Fig. 7. Photographs and a chart show the measured inhibitory zone widths (mm ± SE) that were observed when our formulations (F6, F7, F8, F9, F10, F11, F12 (15% PLGA), F13 (10% PMMA), F14 (1% collagen), F15, and F16) were applied to inhibit the growth of human infections; (A) Salmonella paratyphi, (B) Escherichia coli, (C) Staphylococcus aureus, (D) Bacillus cereus, (E) Candida glabrata, and (F) Candida albicans. SE = standard error.

Fig. 8. Cytotoxic assay of the prepared nanofibers against vero cells after treatment for 72 h. Cytotoxicity of the initial ingredients of SCLE, collagen, PLGA, and PMMA were also evaluated.

Fig. 9. Representative pictures of skin wounds at various time points (days 0–14) illustrating the effects of nanofibers (NFs) on in vivo wound healing. The groups examined include group 1 (control), group 2 (PLGA/PMMA/col/gly (F7)), and group 3 (PLGA/PMMA/col/gly/SCLE (F11)).

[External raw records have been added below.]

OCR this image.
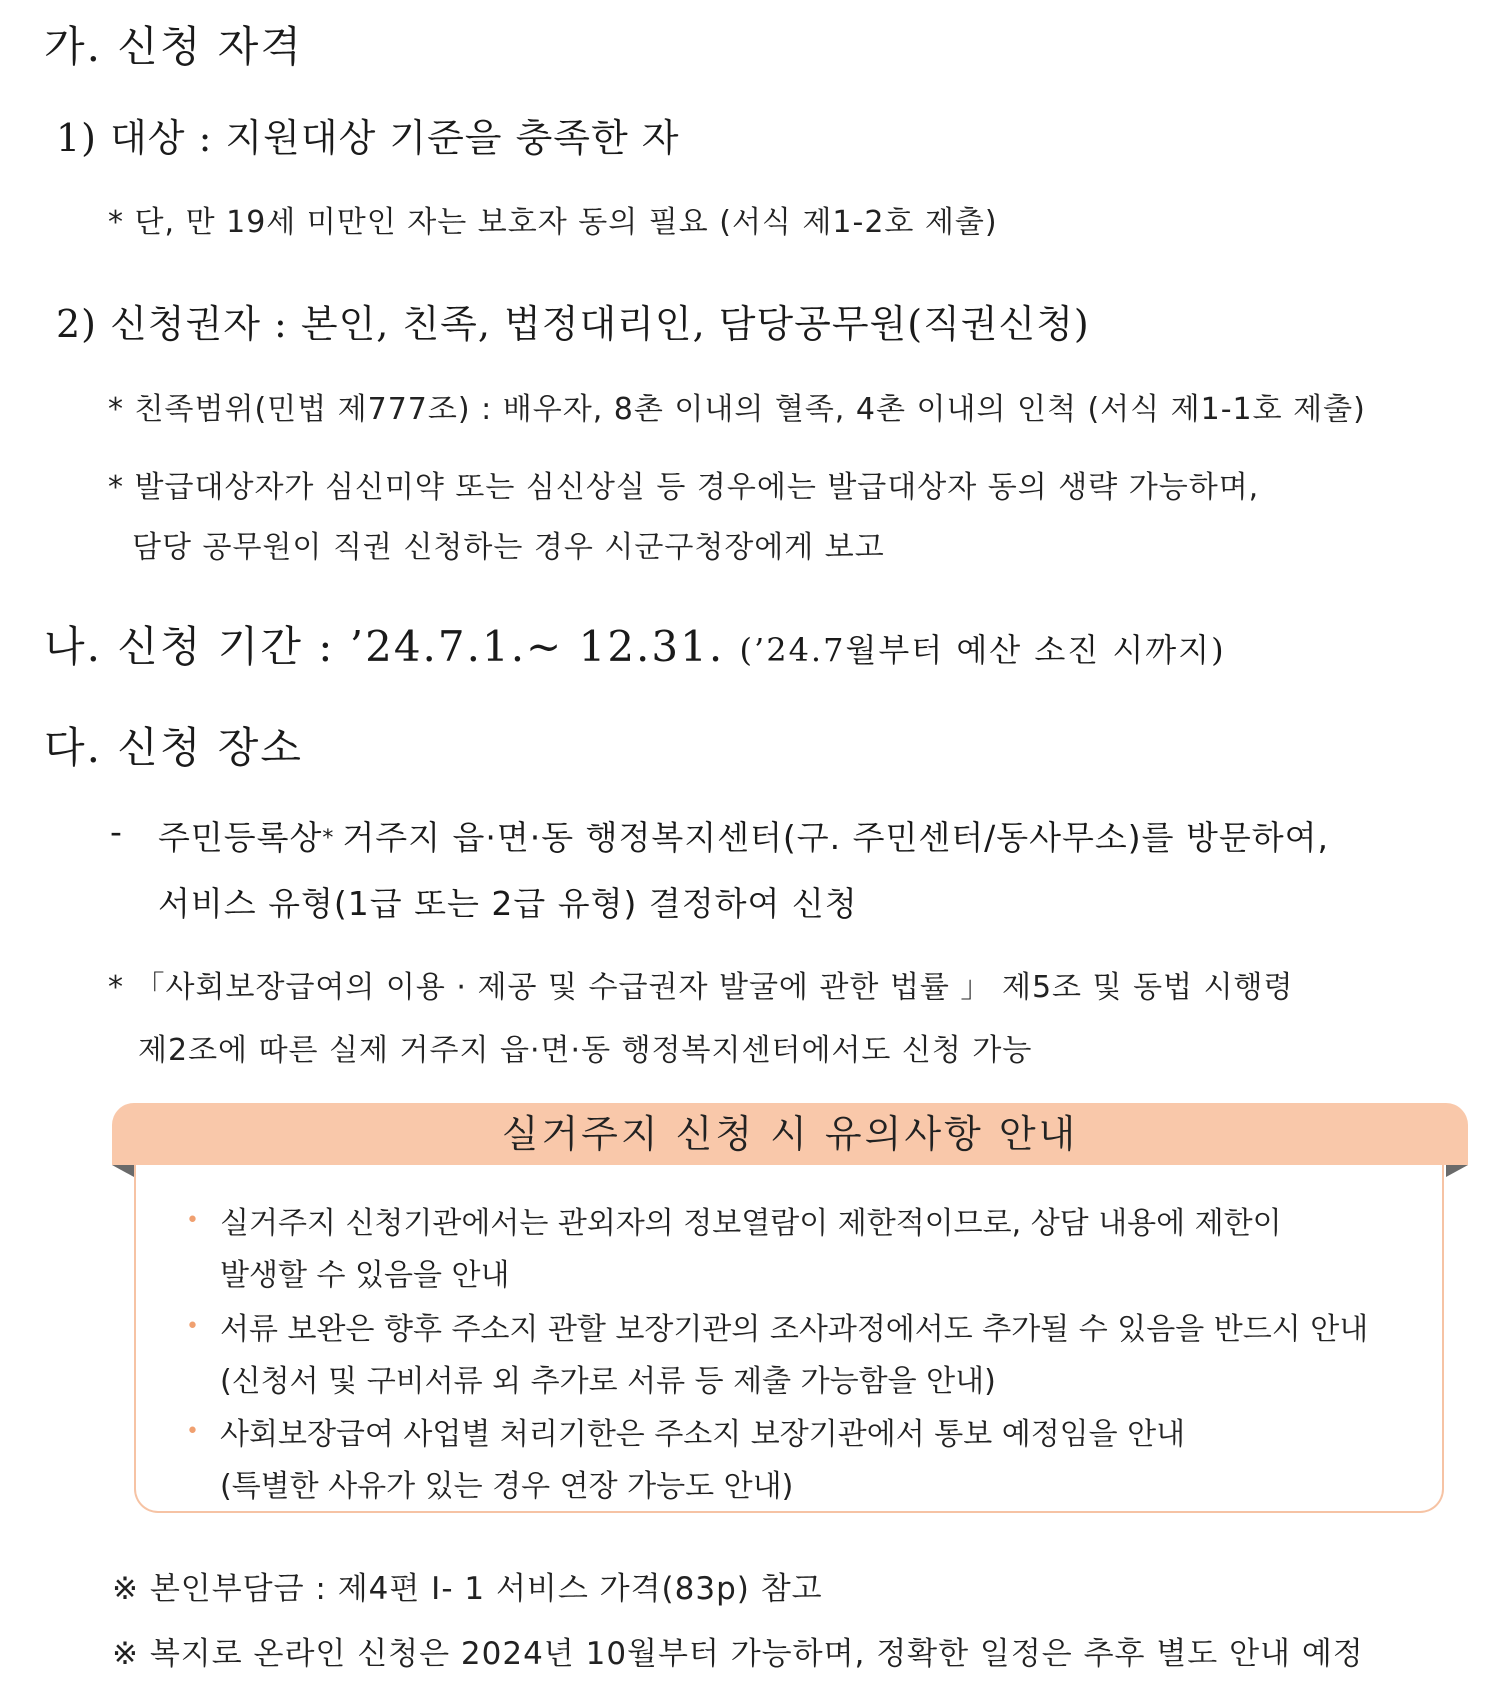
가. 신청 자격
1) 대상 : 지원대상 기준을 충족한 자
* 단, 만 19세 미만인 자는 보호자 동의 필요 (서식 제1-2호 제출)
2) 신청권자 : 본인, 친족, 법정대리인, 담당공무원(직권신청)
* 친족범위(민법 제777조) : 배우자, 8촌 이내의 혈족, 4촌 이내의 인척 (서식 제1-1호 제출)
* 발급대상자가 심신미약 또는 심신상실 등 경우에는 발급대상자 동의 생략 가능하며,
담당 공무원이 직권 신청하는 경우 시군구청장에게 보고
나. 신청 기간 : ’24.7.1.~ 12.31. (’24.7월부터 예산 소진 시까지)
다. 신청 장소
- 주민등록상* 거주지 읍·면·동 행정복지센터(구. 주민센터/동사무소)를 방문하여,
서비스 유형(1급 또는 2급 유형) 결정하여 신청
* 「사회보장급여의 이용 · 제공 및 수급권자 발굴에 관한 법률 」 제5조 및 동법 시행령
제2조에 따른 실제 거주지 읍·면·동 행정복지센터에서도 신청 가능
실거주지 신청 시 유의사항 안내
• 실거주지 신청기관에서는 관외자의 정보열람이 제한적이므로, 상담 내용에 제한이
발생할 수 있음을 안내
• 서류 보완은 향후 주소지 관할 보장기관의 조사과정에서도 추가될 수 있음을 반드시 안내
(신청서 및 구비서류 외 추가로 서류 등 제출 가능함을 안내)
• 사회보장급여 사업별 처리기한은 주소지 보장기관에서 통보 예정임을 안내
(특별한 사유가 있는 경우 연장 가능도 안내)
※ 본인부담금 : 제4편 Ⅰ- 1 서비스 가격(83p) 참고
※ 복지로 온라인 신청은 2024년 10월부터 가능하며, 정확한 일정은 추후 별도 안내 예정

Fig. 10. In vivo wound healing results. (A) Wound diameter measurements at 0, 3, 6, 9, 12, and 14 days for different experimental groups. (B) Percentage healing of in vivo wounds at 0, 3, 6, 9, 12, and 14 days after creating a full-thickness skin wound. *, **, # refer to statistical differences compared to the untreated group (Group 1) at p < 0.01, p < 0.001 and p < 0.0001, respectively.

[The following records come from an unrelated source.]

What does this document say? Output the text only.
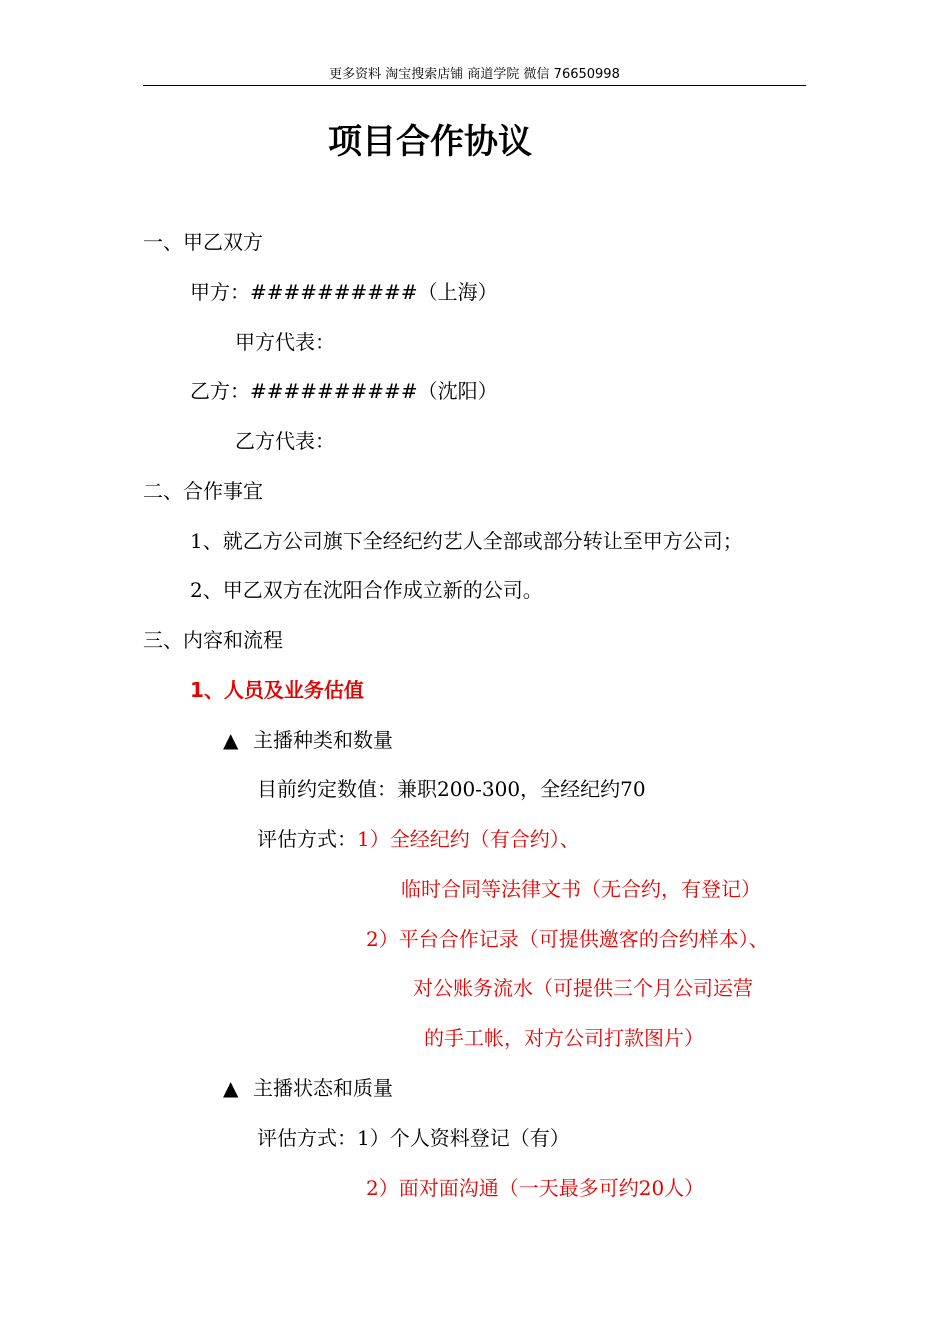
更多资料 淘宝搜索店铺 商道学院 微信 76650998
项目合作协议
一、甲乙双方
甲方：##########（上海）
甲方代表：
乙方：##########（沈阳）
乙方代表：
二、合作事宜
1、就乙方公司旗下全经纪约艺人全部或部分转让至甲方公司；
2、甲乙双方在沈阳合作成立新的公司。
三、内容和流程
1、人员及业务估值
▲ 主播种类和数量
目前约定数值：兼职200-300，全经纪约70
评估方式：1）全经纪约（有合约）、
临时合同等法律文书（无合约，有登记）
2）平台合作记录（可提供邀客的合约样本）、
对公账务流水（可提供三个月公司运营
的手工帐，对方公司打款图片）
▲ 主播状态和质量
评估方式：1）个人资料登记（有）
2）面对面沟通（一天最多可约20人）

Fig. 11. Histopathology of wound healing in control and NFs-treated skin wounds. (A) Section in skin wound in control group showing complete epithelial ulceration covered by fibrinopurulent exudate (black arrows) with underlying granulation tissue and neovascularization (*) with few scattered collagen fibers (red arrows) H&E × 200. (B) Section in skin wound in control group showing complete epithelial ulceration covered by fibrinopurulent exudate (black arrows) with underlying granulation tissue and neovascularization (*) with no evidence of collagen fibers. H&E × 200. (C) Section from wound in control group covered by regenerating attenuated squamous epithelium (black arrows) with underlying granulation and neovascularization (*). No evidence of collagen bands. H&E × 200. (D) Section from wound in control group covered by regenerating attenuated squamous epithelium (black arrows) with underlying maturing granulation tissue showing prominent fibroblasts (red arrows). Creeping collagen fibers with haphazard orientation are noted from deep dermis (*). H&E × 200. (E) Section in wound of nanofiber treated with F11 group showing complete epithelial recovery (black arrows). The underlying dermis shows well-formed collagen bands with organized parallel orientation to the surface epithelium and scar formation (red arrows) with complete replacement of granulation tissue indicating complete recovery. H&E × 200. (F) Section in wound of nanofiber treated with F11 group showing complete epithelial recovery (black arrows). The underlying dermis shows well-formed collagen bands with organized parallel orientation to the surface epithelium (red arrows) with complete replacement of granulation tissue indicating complete recovery. H&E × 200.